After working for almost eighteen hours, it was a battle to keep my eyes open. I peeled off my gloves and picked up the cup, entranced by the web and the shapes it was hiding.

I gulped down the drink through a soggy rye straw that was slipped under my mask.

The drink left a grass-like residue on my lips ... and something else.

The taste was bitter on my tongue, and once it settled inside me, there was an unimaginable stabbing pain in my chest. The cup slipped from my fingers, no flashes, fades, or memories attached to it, and I clutched my heart and lungs, unable to breathe in.

All the air was sucked from my lungs. My voice was gone.

My insides felt as though they were being pulled apart and lit on fire.

Confused, I widened my eyes, my gaze springing to Mother’s for help.

But her sorrowful eyes turned away.

I did not understand, and the room spun and spun.

I inched my hand closer, trying to reach out to Mother, but she backed away in her chair.

My arm slipped from the table, and I was falling. Every muscle inside me contracted as though my spine was being squeezed by an iron fist.

Then I collapsed to the floor with a loud thump.

My back arched and thrashed at unnatural angles while ice climbed inside me, attacking my legs and arms. It was so cold it felt like fire.

I tried to call out for relief as my body stiffened from spasms, but no noise came from me. No tears sprang from my eyes. My screams echoed in my head and bounced off my skull.

I had experienced hypothermia before, but it came to me in stages, taking me slowly.

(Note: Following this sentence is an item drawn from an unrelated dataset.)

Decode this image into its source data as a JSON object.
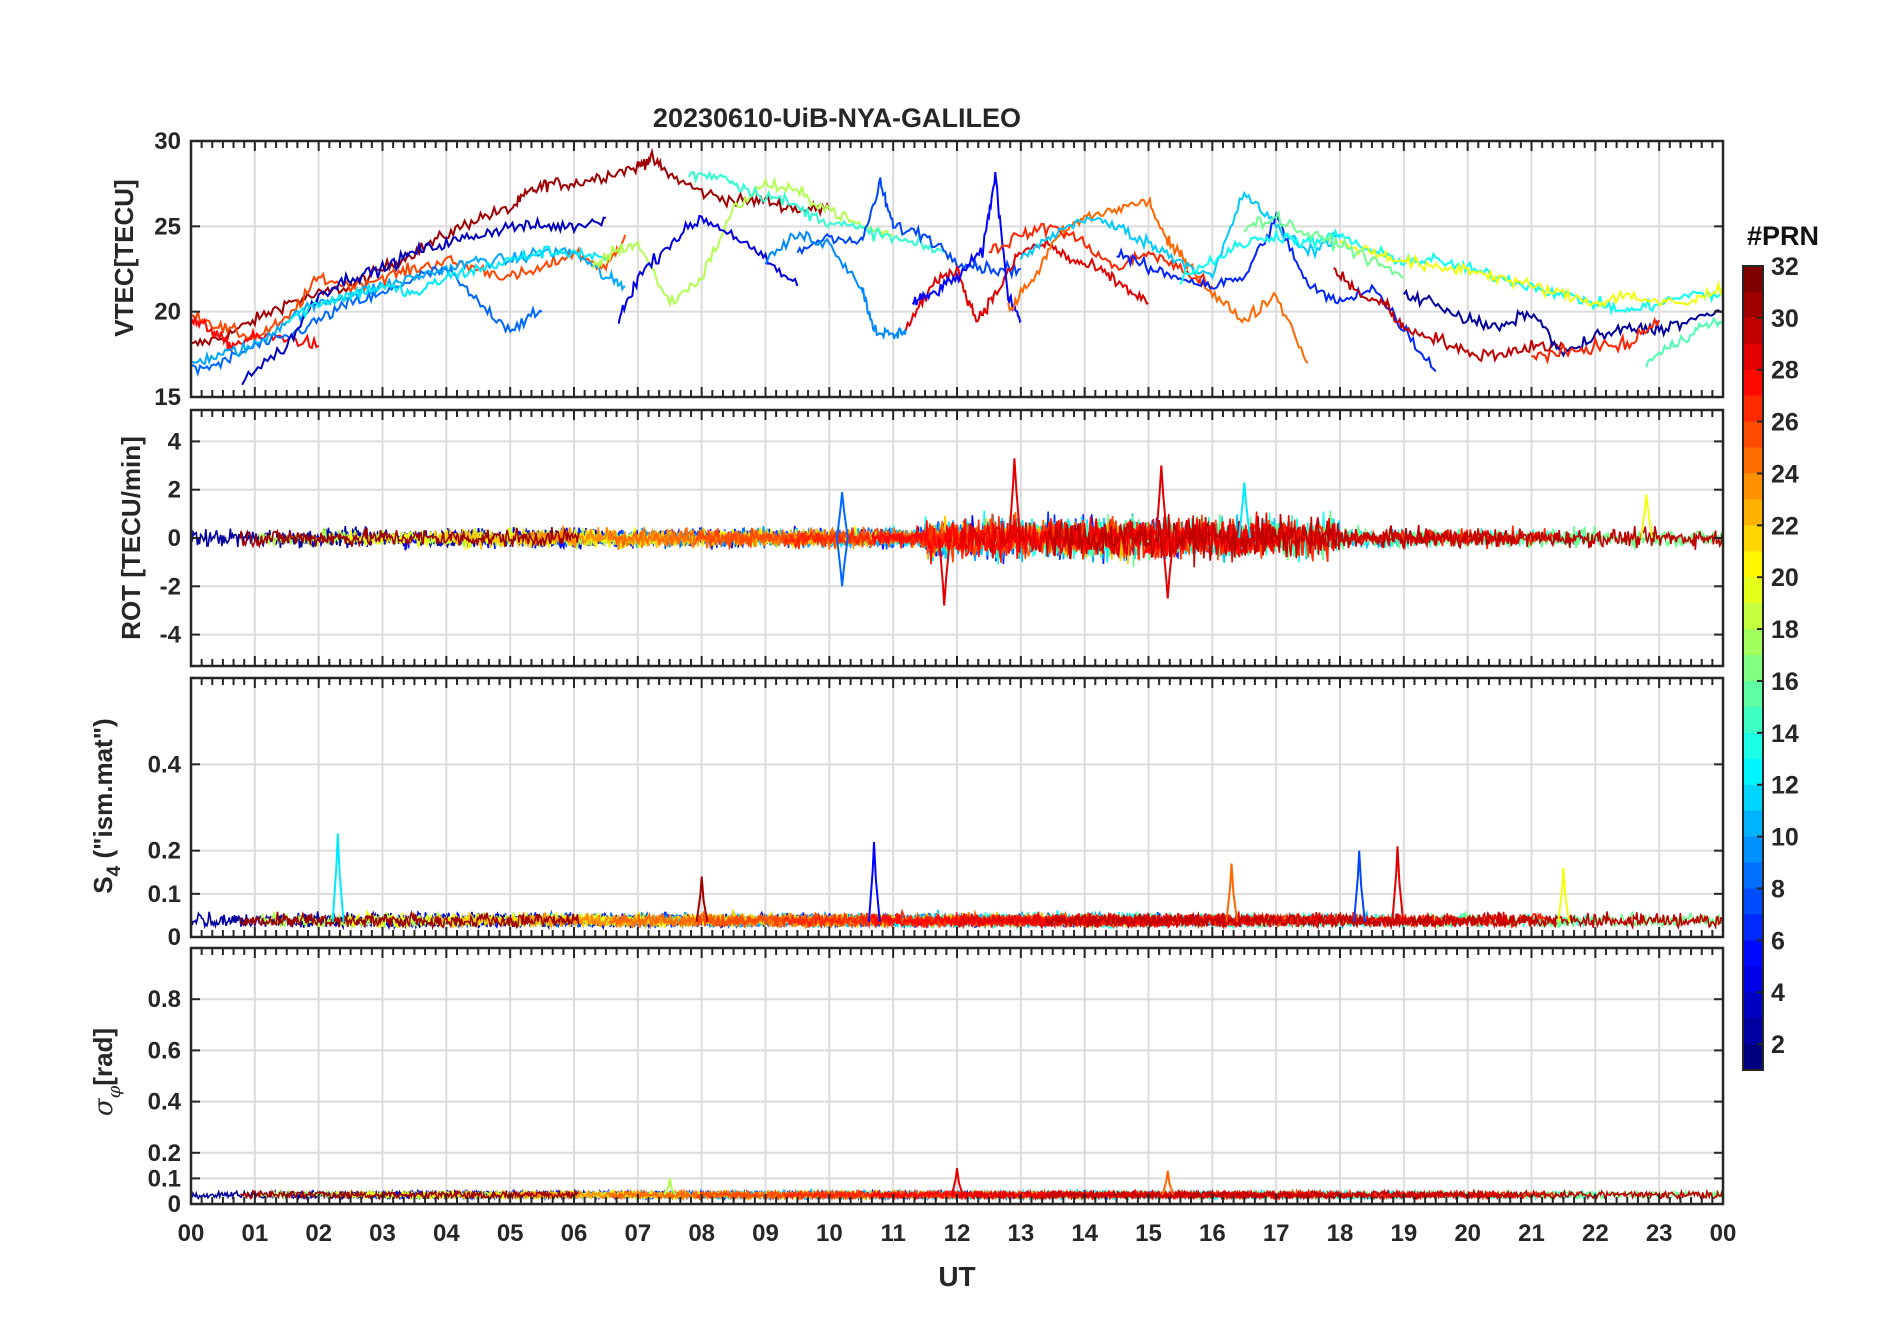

There was no warning, no name for what was happening to me.

Celia pulled Mother into her arms as she wept.

One moment, I was drinking from the cup, and the next, I was sure I was dying. And Mother was turning away from me as everyone else had always done.

All I could do was gaze up at the web and surrender to the soul-slicing freeze. But before my eyes closed, I realized it was a perfect circle inside the mesmerizing web.

A sign that I had reached the edge of death.